He had first fight at age nine and was hooked for life. Coached by his father, former kickboxing champion Vincent Jauncey, Josh racked up an impressive amateur record with more than half his wins coming by way of KO. Having recently turned pro, Josh is determined to fulfill his destiny and leave his mark in the world of sport. RYU caught up to him between rounds and was rewarded with some candid insights by this ultra competitive and equally respectful young athlete.
On what drives him
I’m motivated by all the things I haven’t accomplished yet. There’s a lot of things I want to do in this sport, lots of things I want to become, people I need to beat and expectations for myself I want to meet. The truth is I love winning. I really hate to lose. But I know if you don’t win there’s no way you can be the best. So I strive to be my best and THE best. Because if my best isn’t the best, then why am I doing it?
On the difference between winning and losing
Everything I do is to win the fight, so losing can be rather crushing. But as much as I hate to lose, and see those blemishes on my record, I have learned so much from them. They’ve made me a better fighter. At some point you have to learn to embrace your losses and almost be thankful for them. But I feel like I could learn just as much from not losing!
On his mission to be the best
These days many people say “you don’t lose, you just learn”. And I do agree with that. But losing is a failure. I don’t think you should ever feel good about failing. You have to be disappointed in the fact that you failed so you can come back stronger because you hated that feeling so much. You don’t want it happening again. There seems to be a very soft mentality about losing or failing these days. It’s like people are being almost ok with it. I don’t think you should be ok with it. Or afraid of it. You can’t be so worried to fail that it stops you from doing new things. But you also can’t go in there with the idea that it’s ok to lose because that’s not what you set out to do. That’s not the mission. The mission is not to go and fail. The objective is to go and accomplish the mission and win. And that’s how I like to think about things.

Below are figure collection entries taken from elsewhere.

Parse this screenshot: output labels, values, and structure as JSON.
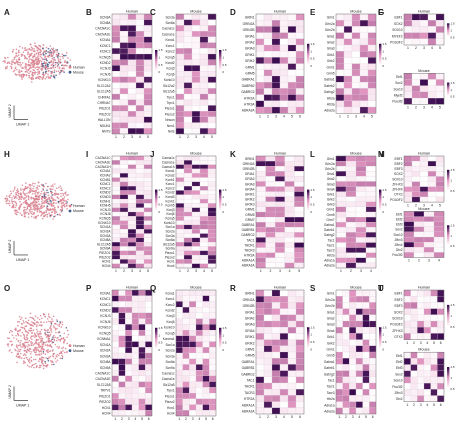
{
  "figure": {
    "rows": [
      {
        "umap": {
          "letter": "A",
          "xlabel": "UMAP 1",
          "ylabel": "UMAP 2",
          "legend": [
            "Human",
            "Mouse"
          ],
          "human_color": "#d9818f",
          "mouse_color": "#3e5a86"
        },
        "heatmaps": [
          {
            "letter": "B",
            "title": "Human",
            "ticks": [
              "1",
              "2",
              "3",
              "4",
              "5"
            ],
            "genes": [
              "SCN3A",
              "SCN8A",
              "CACNA1C",
              "CACNA1E",
              "KCNA1",
              "KCNC1",
              "KCNC2",
              "KCNQ5",
              "KCND2",
              "KCNJ3",
              "KCNJ6",
              "KCNK10",
              "SLC12A2",
              "SLC12A5",
              "CHRFA1",
              "CHRNA7",
              "PIEZO1",
              "PIEZO2",
              "HALLON",
              "NSUN1",
              "NNTS"
            ],
            "colorbar": [
              1.5,
              1.0,
              0.5,
              0.0
            ]
          },
          {
            "letter": "C",
            "title": "Mouse",
            "ticks": [
              "1",
              "2",
              "3",
              "4",
              "5"
            ],
            "genes": [
              "Scn3a",
              "Scn8a",
              "Cacna1c",
              "Cacna1e",
              "Kcna1",
              "Kcnc1",
              "Kcnc2",
              "Kcnq5",
              "Kcnd2",
              "Kcnj3",
              "Kcnj6",
              "Kcnk10",
              "Slc12a2",
              "Slc12a5",
              "Trpc1",
              "Trpv1",
              "Piezo1",
              "Piezo2",
              "Nnsun",
              "Nnn1",
              "Nnts"
            ],
            "colorbar": [
              1.5,
              1.0,
              0.5,
              0.0
            ]
          },
          {
            "letter": "D",
            "title": "Human",
            "ticks": [
              "1",
              "2",
              "3",
              "4",
              "5",
              "6"
            ],
            "genes": [
              "GRIN1",
              "GRIN2A",
              "GRIN2B",
              "GRIA1",
              "GRIA2",
              "GRIA3",
              "GRIK1",
              "GRIK2",
              "GRM1",
              "GRM5",
              "GABRA1",
              "GABRB2",
              "GABRG2",
              "HTR2A",
              "HTR3A",
              "ADRA2A"
            ],
            "colorbar": [
              1.5,
              1.0,
              0.5,
              0.0
            ]
          },
          {
            "letter": "E",
            "title": "Mouse",
            "ticks": [
              "1",
              "2",
              "3",
              "4",
              "5"
            ],
            "genes": [
              "Grin1",
              "Grin2a",
              "Grin2b",
              "Gria1",
              "Gria2",
              "Gria3",
              "Grik1",
              "Grik2",
              "Grm1",
              "Grm5",
              "Gabra1",
              "Gabrb2",
              "Gabrg2",
              "Htr2a",
              "Htr3a",
              "Adra2a"
            ],
            "colorbar": [
              1.5,
              1.0,
              0.5,
              0.0
            ]
          },
          {
            "letter": "F",
            "title": "Human",
            "ticks": [
              "1",
              "2",
              "3",
              "4",
              "5"
            ],
            "genes": [
              "EBF1",
              "SOX2",
              "SOX10",
              "MYEF2",
              "POU3F2"
            ],
            "colorbar": [
              1.5,
              1.0,
              0.5
            ]
          },
          {
            "letter": "G",
            "title": "Mouse",
            "ticks": [
              "1",
              "2",
              "3",
              "4",
              "5"
            ],
            "genes": [
              "Ebf1",
              "Sox2",
              "Sox10",
              "Myef2",
              "Pou3f2"
            ],
            "colorbar": [
              1.5,
              1.0,
              0.5
            ]
          }
        ]
      },
      {
        "umap": {
          "letter": "H",
          "xlabel": "UMAP 1",
          "ylabel": "UMAP 2",
          "legend": [
            "Human",
            "Mouse"
          ],
          "human_color": "#d9818f",
          "mouse_color": "#3e5a86"
        },
        "heatmaps": [
          {
            "letter": "I",
            "title": "Human",
            "ticks": [
              "1",
              "2",
              "3",
              "4",
              "5"
            ],
            "genes": [
              "CACNA1C",
              "CACNA1E",
              "CACNA1H",
              "KCNA1",
              "KCNA2",
              "KCNB1",
              "KCNC1",
              "KCNC2",
              "KCND2",
              "KCND3",
              "KCNH1",
              "KCNH5",
              "KCNJ3",
              "KCNJ6",
              "KCNQ5",
              "KCNK10",
              "SCN1A",
              "SCN2A",
              "SCN3A",
              "SCN8A",
              "SLC12A5",
              "SCN9A",
              "PIEZO1",
              "PIEZO2",
              "HCN1",
              "HCN4"
            ],
            "colorbar": [
              1.5,
              1.0,
              0.5,
              0.0
            ]
          },
          {
            "letter": "J",
            "title": "Mouse",
            "ticks": [
              "1",
              "2",
              "3",
              "4",
              "5"
            ],
            "genes": [
              "Cacna1c",
              "Cacna1e",
              "Cacna1h",
              "Kcna1",
              "Kcna2",
              "Kcnb1",
              "Kcnc1",
              "Kcnc2",
              "Kcnd2",
              "Kcnd3",
              "Kcnh1",
              "Kcnh5",
              "Kcnj3",
              "Kcnj6",
              "Kcnq5",
              "Kcnk10",
              "Scn1a",
              "Scn2a",
              "Scn3a",
              "Scn8a",
              "Slc12a5",
              "Scn9a",
              "Piezo1",
              "Piezo2",
              "Hcn1",
              "Hcn4"
            ],
            "colorbar": [
              1.5,
              1.0,
              0.5,
              0.0
            ]
          },
          {
            "letter": "K",
            "title": "Human",
            "ticks": [
              "1",
              "2",
              "3",
              "4",
              "5"
            ],
            "genes": [
              "GRIN1",
              "GRIN2A",
              "GRIN2B",
              "GRIA1",
              "GRIA2",
              "GRIA3",
              "GRIA4",
              "GRIK1",
              "GRIK2",
              "GRIK3",
              "GRM1",
              "GRM5",
              "GRM7",
              "GABRA1",
              "GABRB1",
              "GABRG2",
              "TAC1",
              "TACR1",
              "TACR3",
              "HTR2A",
              "ADRA1A",
              "ADRA2A"
            ],
            "colorbar": [
              1.5,
              1.0,
              0.5,
              0.0
            ]
          },
          {
            "letter": "L",
            "title": "Mouse",
            "ticks": [
              "1",
              "2",
              "3",
              "4"
            ],
            "genes": [
              "Grin1",
              "Grin2a",
              "Grin2b",
              "Gria1",
              "Gria2",
              "Gria3",
              "Gria4",
              "Grik1",
              "Grik2",
              "Grik3",
              "Grm1",
              "Grm5",
              "Grm7",
              "Gabra1",
              "Gabrb1",
              "Gabrg2",
              "Tac1",
              "Tacr1",
              "Tacr3",
              "Htr2a",
              "Adra1a",
              "Adra2a"
            ],
            "colorbar": [
              1.5,
              1.0,
              0.5,
              0.0
            ]
          },
          {
            "letter": "M",
            "title": "Human",
            "ticks": [
              "1",
              "2",
              "3",
              "4",
              "5"
            ],
            "genes": [
              "EBF1",
              "EBF2",
              "EBF3",
              "SOX2",
              "SOX10",
              "ZFHX3",
              "ZFHX4",
              "OTX2",
              "POU3F2"
            ],
            "colorbar": [
              1.5,
              1.0,
              0.5
            ]
          },
          {
            "letter": "N",
            "title": "Mouse",
            "ticks": [
              "1",
              "2",
              "3",
              "4"
            ],
            "genes": [
              "Ebf1",
              "Ebf2",
              "Ebf3",
              "Sox2",
              "Sox10",
              "Zfhx3",
              "Zfhx4",
              "Otx2",
              "Pou3f2"
            ],
            "colorbar": [
              1.5,
              1.0,
              0.5
            ]
          }
        ]
      },
      {
        "umap": {
          "letter": "O",
          "xlabel": "UMAP 1",
          "ylabel": "UMAP 2",
          "legend": [
            "Human",
            "Mouse"
          ],
          "human_color": "#d9818f",
          "mouse_color": "#3e5a86"
        },
        "heatmaps": [
          {
            "letter": "P",
            "title": "Human",
            "ticks": [
              "1",
              "2",
              "3",
              "4",
              "5",
              "6"
            ],
            "genes": [
              "KCNA1",
              "KCNC1",
              "KCNC2",
              "KCND2",
              "KCNJ3",
              "KCNJ6",
              "KCNK10",
              "KCNQ5",
              "KCNMA1",
              "SCN1A",
              "SCN2A",
              "SCN3A",
              "SCN8A",
              "SCN9A",
              "CACNA1C",
              "CACNA1E",
              "SLC12A5",
              "TRPV1",
              "PIEZO1",
              "PIEZO2",
              "HCN1",
              "HCN4"
            ],
            "colorbar": [
              1.5,
              1.0,
              0.5,
              0.0
            ]
          },
          {
            "letter": "Q",
            "title": "Mouse",
            "ticks": [
              "1",
              "2",
              "3",
              "4",
              "5",
              "6"
            ],
            "genes": [
              "Kcna1",
              "Kcnc1",
              "Kcnc2",
              "Kcnd2",
              "Kcnj3",
              "Kcnj6",
              "Kcnk10",
              "Kcnq5",
              "Kcnma1",
              "Scn1a",
              "Scn2a",
              "Scn3a",
              "Scn8a",
              "Scn9a",
              "Cacna1c",
              "Cacna1e",
              "Slc12a5",
              "Trpv1",
              "Piezo1",
              "Piezo2",
              "Hcn1",
              "Hcn4"
            ],
            "colorbar": [
              1.5,
              1.0,
              0.5,
              0.0
            ]
          },
          {
            "letter": "R",
            "title": "Human",
            "ticks": [
              "1",
              "2",
              "3",
              "4",
              "5",
              "6"
            ],
            "genes": [
              "GRIN1",
              "GRIN2A",
              "GRIN2B",
              "GRIA1",
              "GRIA2",
              "GRIA3",
              "GRIA4",
              "GRIK1",
              "GRIK2",
              "GRM1",
              "GRM5",
              "GABRA1",
              "GABRB1",
              "GABRG2",
              "TAC1",
              "TACR1",
              "TACR3",
              "HTR2A",
              "ADRA1A",
              "ADRA2A"
            ],
            "colorbar": [
              1.5,
              1.0,
              0.5,
              0.0
            ]
          },
          {
            "letter": "S",
            "title": "Mouse",
            "ticks": [
              "1",
              "2",
              "3",
              "4",
              "5",
              "6"
            ],
            "genes": [
              "Grin1",
              "Grin2a",
              "Grin2b",
              "Gria1",
              "Gria2",
              "Gria3",
              "Gria4",
              "Grik1",
              "Grik2",
              "Grm1",
              "Grm5",
              "Gabra1",
              "Gabrb1",
              "Gabrg2",
              "Tac1",
              "Tacr1",
              "Tacr3",
              "Htr2a",
              "Adra1a",
              "Adra2a"
            ],
            "colorbar": [
              1.5,
              1.0,
              0.5,
              0.0
            ]
          },
          {
            "letter": "T",
            "title": "Human",
            "ticks": [
              "1",
              "2",
              "3",
              "4",
              "5",
              "6"
            ],
            "genes": [
              "EBF1",
              "EBF2",
              "EBF3",
              "SOX2",
              "SOX10",
              "POU3F2",
              "ZFHX3",
              "OTX2"
            ],
            "colorbar": [
              1.5,
              1.0,
              0.5
            ]
          },
          {
            "letter": "U",
            "title": "Mouse",
            "ticks": [
              "1",
              "2",
              "3",
              "4",
              "5",
              "6"
            ],
            "genes": [
              "Ebf1",
              "Ebf2",
              "Ebf3",
              "Sox2",
              "Sox10",
              "Pou3f2",
              "Zfhx3",
              "Otx2"
            ],
            "colorbar": [
              1.5,
              1.0,
              0.5
            ]
          }
        ]
      }
    ],
    "colors": {
      "low": "#ffffff",
      "mid": "#e79ac4",
      "high": "#3a0b4f"
    }
  }
}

On what it means to be a fighter
A fighter is someone who can adapt to adversity. They aren’t quitters. Whether they get knocked down or knocked out, either physically or metaphorically, they’re not going to let that crush them. To be a fighter in life is to be someone who doesn’t give up. It’s showing your true heart. When someone has true heart they don’t know how to give up. No matter how badly they get smashed they’ve still got that fight in them. Even if everything is against them, they’re still going to keep going. They are still going to try. They don’t sit down and say “I’m done”. Fighters keep going and going and going. That’s how they win.
On words to live by
I’m only 23 so I’m still evolving. Nothing is set in stone yet. I’m still adapting and figuring out what works best for me. But there was something my Granddad used to say and it does work in most aspects of my life: Que Sera Sera – What Will Be Will Be. There’s nothing really truer, more comforting or freeing than that quote. You can’t do anything about what’s going to happen, so you just find a way to deal with it. And keep living. You can’t stress about the little things that are going to happen anyways. It’s about rolling with the punches rather than freaking out when they are in front of you.
On being beautiful tough
Tough has never really gone hand in hand with beauty. Tough is rugged. Functional. But it’s possible to find beauty in toughness. In doing hard things. It shows someone can handle adversity and come away from it and live a life that’s still beautiful. It’s how I describe my fighting style. I’m not afraid to take a hit. Or get in a brawl. But I do consider my style quite beautiful. I like to fight technically while doing some things a little bit unorthodox. Like taking a shot to give a few back. I mean, what’s more beautiful tough than willing to risk everything for the sake of your passion?
On his advice to young competitors
Make sure you’re doing it for the right reasons. Not to impress anybody. Not for the possibility of making money or getting famous, but because you really love it. That’s something my parents instilled in me and I don’t know if they meant to or not, but that’s the way I feel. I can’t think of anything I love more than this sport. When you invest so much time and effort into something you truly love, you are going to get good at it. And when you get so good the money will come. Whether it’s from performing, competing, teaching, coaching, holding workshops, whatever. It might not make you rich, but you will have enough to live a decent life. I know as a top kickboxer I’m not going to be making millions like a boxer or some MMA guys these days. I’m aware of that. But I would never switch from doing something I love just for the money.